10 teams have qualified for Beijing 2022, a decrease from the 12 teams who participated during 2018 PyeongChang. The women’s preliminary round will begin Feb. 3 at 11:10 p.m.

Current students expressed interest and excitement in this year’s Winter Olympics and are especially looking forward to tuning into their fellow Cornellians events. 
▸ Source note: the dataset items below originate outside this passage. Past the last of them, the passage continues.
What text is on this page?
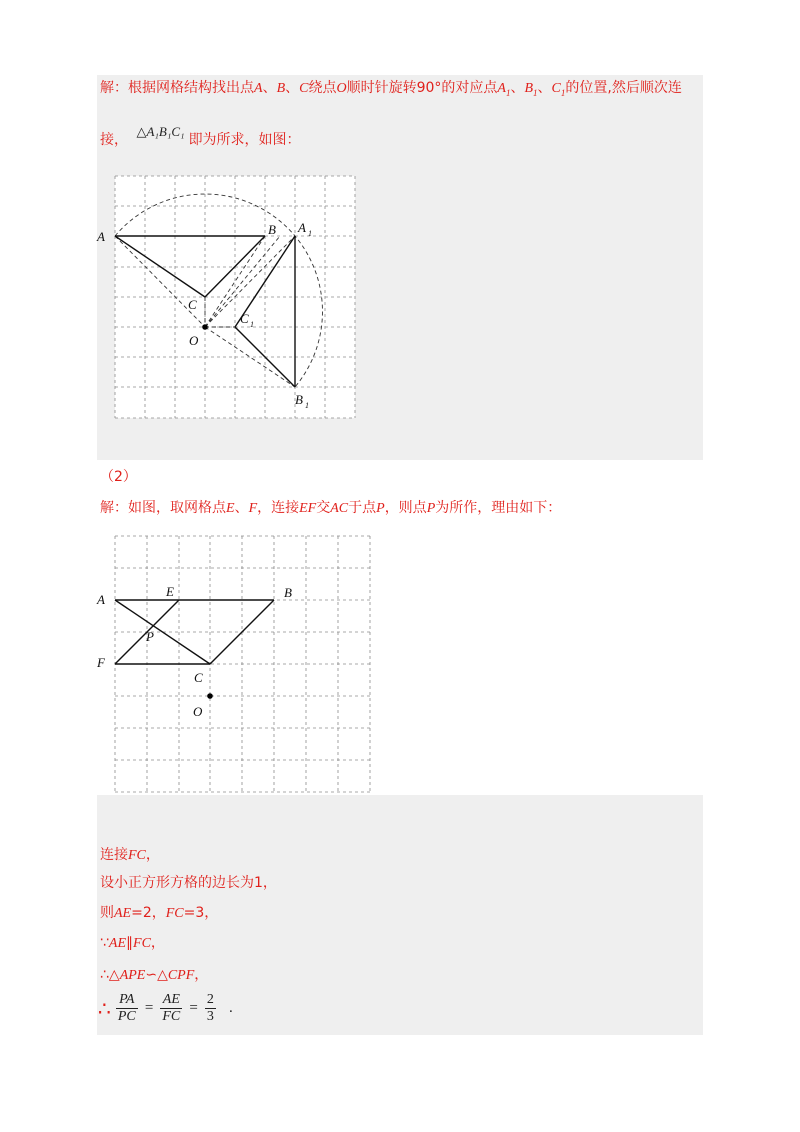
解：根据网格结构找出点A、B、C绕点O顺时针旋转90°的对应点$A_1$、$B_1$、$C_1$的位置,然后顺次连
接， △A₁B₁C₁即为所求，如图：
A	B
C
O
A 1
B 1
C 1
（2）
解：如图，取网格点E、F，连接EF交AC于点P，则点P为所作，理由如下：
A
E	B
P
F
C
O
连接FC，
设小正方形方格的边长为1，
则AE=2，FC=3，
∵AE∥FC，
∴△APE∽△CPF，
∴ $\frac{PA}{PC} = \frac{AE}{FC} = \frac{2}{3}$ .
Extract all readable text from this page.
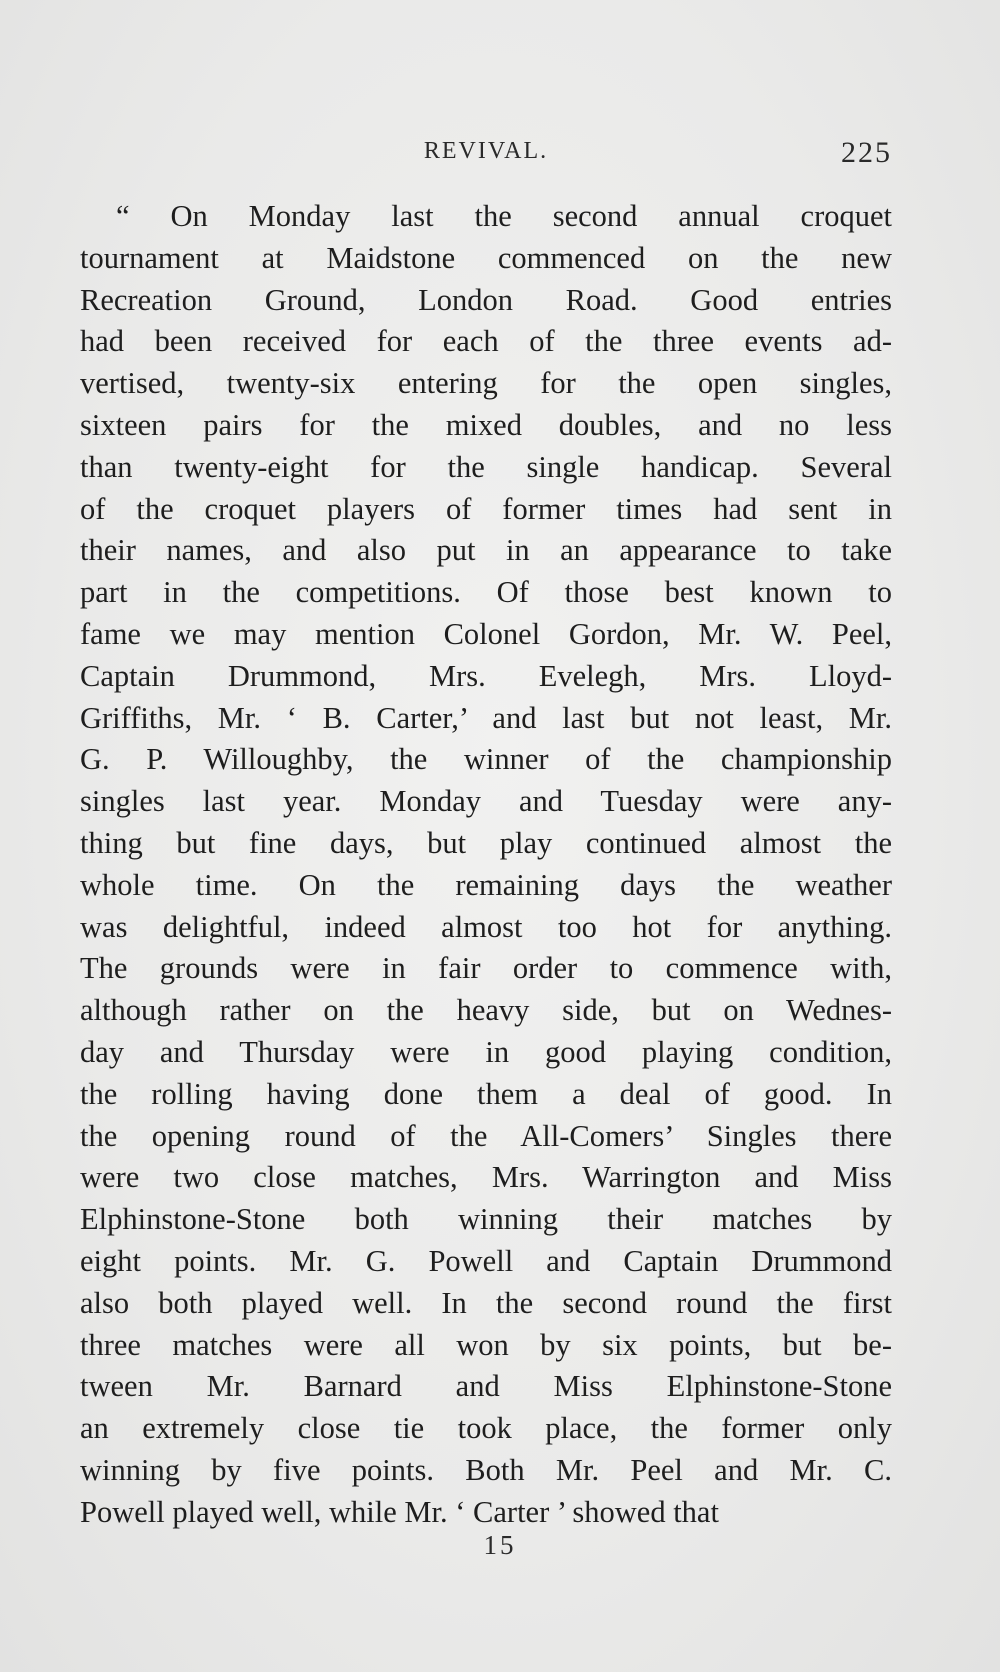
REVIVAL.	225
“ On Monday last the second annual croquet
tournament at Maidstone commenced on the new
Recreation Ground, London Road. Good entries
had been received for each of the three events ad-
vertised, twenty-six entering for the open singles,
sixteen pairs for the mixed doubles, and no less
than twenty-eight for the single handicap. Several
of the croquet players of former times had sent in
their names, and also put in an appearance to take
part in the competitions. Of those best known to
fame we may mention Colonel Gordon, Mr. W. Peel,
Captain Drummond, Mrs. Evelegh, Mrs. Lloyd-
Griffiths, Mr. ‘ B. Carter,’ and last but not least, Mr.
G. P. Willoughby, the winner of the championship
singles last year. Monday and Tuesday were any-
thing but fine days, but play continued almost the
whole time. On the remaining days the weather
was delightful, indeed almost too hot for anything.
The grounds were in fair order to commence with,
although rather on the heavy side, but on Wednes-
day and Thursday were in good playing condition,
the rolling having done them a deal of good. In
the opening round of the All-Comers’ Singles there
were two close matches, Mrs. Warrington and Miss
Elphinstone-Stone both winning their matches by
eight points. Mr. G. Powell and Captain Drummond
also both played well. In the second round the first
three matches were all won by six points, but be-
tween Mr. Barnard and Miss Elphinstone-Stone
an extremely close tie took place, the former only
winning by five points. Both Mr. Peel and Mr. C.
Powell played well, while Mr. ‘ Carter ’ showed that
15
Nicole Losi ’24 enjoys watching figure skating and looks forward to seeing Chen compete. An Italian-American, she roots for the Italian and American contestants and has watched figure skating from a young age.

“It’s just so beautiful,” said Losi.“ I definitely want to watch her succeed and not only represent our country but our school.”

Brian Vicente ’24 expressed admiration for the dedication of Olympic athletes. 

“It’s something people devote their entire lives training for,” said Vicente.

Cornell football wide receiver Colton Kotecki ’22 views the Winter Olympics as a chance for sports with little airtime to get a spotlight.

“The Olympics are a good platform to showcase what they have been training so long to do,” Kotecki said.

Though Kotecki wishes the Olympic Committee would include football in the Olympics, he acknowledges that the sport will not likely be added in the near future due to its low popularity in other countries.

 Though students feel various degrees of attachment to the Olympics, Losi concluded that it is important in bringing together the people watching and participating. The

“It’s a bonding moment for the athletes,” she said. “All of the hard work and dedication that they put in actually amounts to something.”